Response to your comment
It seems there has been a misunderstanding. We have indeed listed the Primary outcome before the Secondary outcome. If there has been any misinterpretation in our response, please let us know.
- Technically you should use some kind of correction for multiple comparisons here, however as this is an exploratory study you should probably state that you have not done this.
Response to your comment
Since this study was an exploratory study, no adjustment for multiplicity was performed. We have revised our manuscript to describe this as follows.
“In addition, since this was an exploratory study, no adjustment for multiplicity was made.”
- Page 10, line 308: I think you have to be much more careful about concluding that some cases or some information provided by the AI was “useless” for the physician. Ideally a follow up interview could confirm which pieces of information physicians found useful or not, but you haven’t collected this, so you should just say that there was some variability in results, suggesting the not all of the information provided by the AI may have assisted the diagnosis.
Response to your comment
Upon further consideration of your feedback, we have added to the Discussion and Limitations sections the following to address the points you raised:
Discussion section
“In the overall evaluation of this trial, resident physicians with artificial intelligence-based assistance derived a more accurate differential diagnosis through interviews with simulated patients, reducing the total interview time for all cases. On the other hand, individual cases showed some variability in results. The variability in results suggests that not all of the information provided by the support system was valid. The present results suggest…”
Limitations section
“In addition, due to the lack of post-usage interviews, the specific extent of the infor-mation’s utilization cannot be determined.”
- Page 10, line 323: “become smarter every day” – this seems like hyperbole.
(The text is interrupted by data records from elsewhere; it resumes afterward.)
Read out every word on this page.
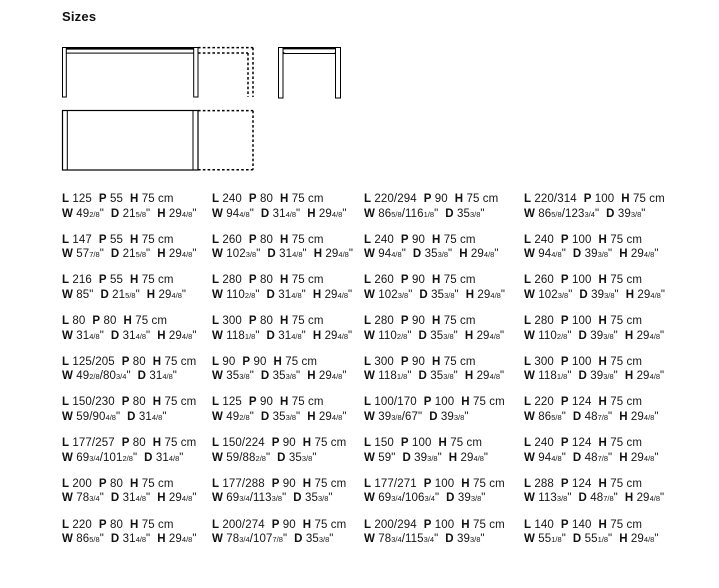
Sizes
L 125 P 55 H 75 cm
W 492/8" D 215/8" H 294/8"
L 147 P 55 H 75 cm
W 577/8" D 215/8" H 294/8"
L 216 P 55 H 75 cm
W 85" D 215/8" H 294/8"
L 80 P 80 H 75 cm
W 314/8" D 314/8" H 294/8"
L 125/205 P 80 H 75 cm
W 492/8/803/4" D 314/8"
L 150/230 P 80 H 75 cm
W 59/904/8" D 314/8"
L 177/257 P 80 H 75 cm
W 693/4/1012/8" D 314/8"
L 200 P 80 H 75 cm
W 783/4" D 314/8" H 294/8"
L 220 P 80 H 75 cm
W 865/8" D 314/8" H 294/8"
L 240 P 80 H 75 cm
W 944/8" D 314/8" H 294/8"
L 260 P 80 H 75 cm
W 1023/8" D 314/8" H 294/8"
L 280 P 80 H 75 cm
W 1102/8" D 314/8" H 294/8"
L 300 P 80 H 75 cm
W 1181/8" D 314/8" H 294/8"
L 90 P 90 H 75 cm
W 353/8" D 353/8" H 294/8"
L 125 P 90 H 75 cm
W 492/8" D 353/8" H 294/8"
L 150/224 P 90 H 75 cm
W 59/882/8" D 353/8"
L 177/288 P 90 H 75 cm
W 693/4/1133/8" D 353/8"
L 200/274 P 90 H 75 cm
W 783/4/1077/8" D 353/8"
L 220/294 P 90 H 75 cm
W 865/8/1161/8" D 353/8"
L 240 P 90 H 75 cm
W 944/8" D 353/8" H 294/8"
L 260 P 90 H 75 cm
W 1023/8" D 353/8" H 294/8"
L 280 P 90 H 75 cm
W 1102/8" D 353/8" H 294/8"
L 300 P 90 H 75 cm
W 1181/8" D 353/8" H 294/8"
L 100/170 P 100 H 75 cm
W 393/8/67" D 393/8"
L 150 P 100 H 75 cm
W 59" D 393/8" H 294/8"
L 177/271 P 100 H 75 cm
W 693/4/1063/4" D 393/8"
L 200/294 P 100 H 75 cm
W 783/4/1153/4" D 393/8"
L 220/314 P 100 H 75 cm
W 865/8/1233/4" D 393/8"
L 240 P 100 H 75 cm
W 944/8" D 393/8" H 294/8"
L 260 P 100 H 75 cm
W 1023/8" D 393/8" H 294/8"
L 280 P 100 H 75 cm
W 1102/8" D 393/8" H 294/8"
L 300 P 100 H 75 cm
W 1181/8" D 393/8" H 294/8"
L 220 P 124 H 75 cm
W 865/8" D 487/8" H 294/8"
L 240 P 124 H 75 cm
W 944/8" D 487/8" H 294/8"
L 288 P 124 H 75 cm
W 1133/8" D 487/8" H 294/8"
L 140 P 140 H 75 cm
W 551/8" D 551/8" H 294/8"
Better to say are rapidly improving.
Response to your comment
I appreciate your feedback regarding the wording used. We have revised our manuscript as follows.
“Machine learning systems that improve themselves by accumulating clinical cases in both supervised or unsupervised learning are also being developed. Artificial intelligence based diagnostic systems are rapidly improving, and the ability to analyze medical histories will thus likewise continue to improve [14,15].”
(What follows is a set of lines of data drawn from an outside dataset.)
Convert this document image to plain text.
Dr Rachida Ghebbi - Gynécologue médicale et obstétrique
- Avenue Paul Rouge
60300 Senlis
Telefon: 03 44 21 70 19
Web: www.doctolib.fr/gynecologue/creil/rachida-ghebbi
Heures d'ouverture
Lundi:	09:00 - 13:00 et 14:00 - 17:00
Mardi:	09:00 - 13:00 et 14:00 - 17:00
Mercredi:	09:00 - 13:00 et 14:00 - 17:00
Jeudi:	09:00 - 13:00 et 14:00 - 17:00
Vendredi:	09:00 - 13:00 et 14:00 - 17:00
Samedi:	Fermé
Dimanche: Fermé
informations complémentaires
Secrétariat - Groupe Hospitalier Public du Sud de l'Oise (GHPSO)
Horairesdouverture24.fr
- Page 10, last paragraph: As I said above without further information you should be more cautious about drawing conclusion about which cases were useful or not useful – simply saying that variability was seen is really all you can say.
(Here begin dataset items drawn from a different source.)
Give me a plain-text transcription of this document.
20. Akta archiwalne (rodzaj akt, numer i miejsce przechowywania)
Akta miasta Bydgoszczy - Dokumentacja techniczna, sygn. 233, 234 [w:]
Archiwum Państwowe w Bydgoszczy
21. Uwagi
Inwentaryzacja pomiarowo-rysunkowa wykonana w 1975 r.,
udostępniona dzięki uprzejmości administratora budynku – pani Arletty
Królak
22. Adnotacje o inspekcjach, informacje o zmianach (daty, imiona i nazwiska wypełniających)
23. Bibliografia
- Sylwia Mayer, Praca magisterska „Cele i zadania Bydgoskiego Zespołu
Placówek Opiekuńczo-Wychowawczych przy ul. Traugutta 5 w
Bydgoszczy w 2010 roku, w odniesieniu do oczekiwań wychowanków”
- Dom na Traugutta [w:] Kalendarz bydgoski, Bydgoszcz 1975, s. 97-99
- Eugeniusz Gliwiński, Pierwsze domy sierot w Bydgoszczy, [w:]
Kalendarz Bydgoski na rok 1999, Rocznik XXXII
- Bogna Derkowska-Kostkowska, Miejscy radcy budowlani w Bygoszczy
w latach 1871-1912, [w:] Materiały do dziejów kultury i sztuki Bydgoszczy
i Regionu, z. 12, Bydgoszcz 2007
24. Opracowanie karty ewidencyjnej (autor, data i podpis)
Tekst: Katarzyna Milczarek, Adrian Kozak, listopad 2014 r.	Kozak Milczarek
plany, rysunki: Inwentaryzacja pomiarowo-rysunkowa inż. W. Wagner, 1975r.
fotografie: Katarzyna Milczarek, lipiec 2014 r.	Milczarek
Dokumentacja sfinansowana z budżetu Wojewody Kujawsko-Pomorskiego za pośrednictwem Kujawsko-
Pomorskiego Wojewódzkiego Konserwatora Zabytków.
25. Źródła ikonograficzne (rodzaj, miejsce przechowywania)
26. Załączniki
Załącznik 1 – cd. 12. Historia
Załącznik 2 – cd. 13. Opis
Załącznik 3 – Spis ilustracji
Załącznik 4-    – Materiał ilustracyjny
- Page 11, line 338: The point about case 4 apparently making diagnosis worse is interesting, but again this is only one case, and so you need to be cautious about drawing too many conclusions from one case.
Response to your comment
We agree with your call for caution. Our study was strictly a pilot study. We intend to conduct further validation and exploration in the future.
- Page 12, line 420: “access to information being severely restricted” – this is a very odd phrase, which suggests that the authors are not happy with the decisions of their ethics committee? Better to say something like “consistent with our institution’s ethics committee regulations, no further data is available”.
Response to your comment
Following your guidance, we have revised our manuscript as follows.
Data Availability Statement: “Consistent with our institution’s ethics committee regulations, no further data are available.”
Round 2
Reviewer 2 Report
The authors have revised the article nicely and can be accepted in present form.
The authors have revised the article nicely and can be accepted in present form.